VOYAGE TO THE BOTTOM OF THE SEA was directed by Irwin Allen (THE POSIEDON ADVENTURE, THE TOWERING INFERNO, THE SWARM) and written by Mr. Allen and Charles Bennett (NIGHT OF THE DEMON).

Spinning headlines tell us of the Seaview, a recently declassified giant submarine exploring the ocean beneath the north pole. The sub was the brain child of Admiral Harriman Nelson (Walter Pidgeon: FORBIDDEN PLANET, THE NEPTUNE FACTOR) and because of its cost some in Congress call it "Nelson's Folly". In fact a skeptical congressman (Howard McNear: MY BLOOD RUNS COLD) is aboard, along with psychiatrist Dr. Susan Hiller (Joan Fontaine: REBECCA, THE WITCHES), there to study men under extreme stress.

It turns out this Navy ship has one other woman aboard: Lt. Cathy Connors (Barbara Eden: 7 FACES OF DR. LAO, THE STEPFORD CHILDREN [TV]) is Admiral Nelson's secretary and is engaged to Captain Lee Crane (Robert Sterling).

Admiral Nelson and his best friend/fellow scientist Commodore Lucius Emery (Peter Lorre: M, THE BEAST WITH FIVE FINGERS, THE MALTESE FALCON, CASABLANCA, THE RAVEN, TALES OF TERROR, A COMEDY OF TERRORS) plan on using the Seaview to explore the ocean's mysteries. That plan is interrupted when the sky catches on fire.

More specifically, the Van Allen radiation belt catches fire up in space, resulting in a red sky and intense heat (I'll go into more detail about that in a minute). The surface temperature of the Earth jumps to 135 degrees Fahrenheit and climbing, causing melting ice caps, wilting crops, spreading deserts and massive forest fires.

The crew rescues polar scientist Miguel Alvarez (Michael Ansara: IT'S ALIVE, DAY OF THE ANIMALS, THE MANITOU), stranded on a melting ice floe. Alvarez found religion under the burning sky and preaches the inevitability of God's vengeance on mankind.

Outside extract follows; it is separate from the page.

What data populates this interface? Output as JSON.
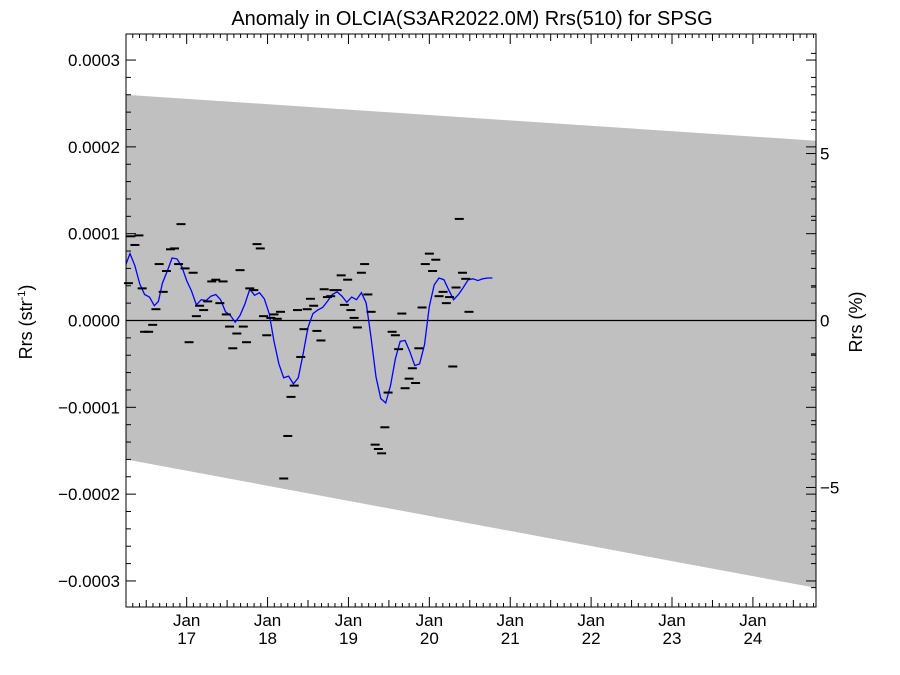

The Seaview goes to New York (travel by plane is impossible because of freakish weather and magnetic anomalies) so Nelson and Emery (two of the world's most respected scientists) can attend a meeting at the UN to try and decide what to do. Nelson has a plan: launch a nuclear missile into the Van Allen belt and detonate it, causing the belt to explode outward and put out the fire. But the launch has to take place from a precise location in the South Pacific in exactly 16 days.

Of course the other scientists of the world think Nelson's plan is preposterous and that all they have to do is wait and the belt will burn itself out. Nelson hops in his trusty submarine and off they go to launch the missile.

A long list of obstacles, including a mutinous crew, a saboteur, and not one but two giant squids stand in their way. Will they make it? You have to watch the movie to know that. But to know what I thought of the movie you have to read further, following this pause for a quick

!!!SCIENCE MOMENT!!!:
Could the Van Allen belt catch on fire? Absolutely not. The Van Allen belt is a region in the Earth's magnetic field that traps sub-atomic particles from the solar wind (electrons in the inner belt, protons in the outer belt). Radiation is higher than normal inside the belts but it's still the hard vacuum of empty space. There's nothing there to burn.

Find more good and bad movie science at SCIENCE MOMENT.

Back to the movie. It didn't suck. The science was awful but the drama was compelling and the characters interesting. I was a bit annoyed that Captain Crane, the supposed hero of the movie, was constantly at odds with Admiral Nelson's willingness to sacrifice anyone and anything to save the world. Crane came off as more of a whiner than a military man.

And speaking of whining, the DVD has an extra I need to mention. Most of the extras are fine but one in particular, "Science Fiction: Fantasy to Reality", was truly lame. It tried to use this movie's Earth being warmed by burning Van Allen belts as somehow prescient on today's Global Warming issue. Yeah, that Irwin Allen. He was a prophet.

I give the movie three shriek girls.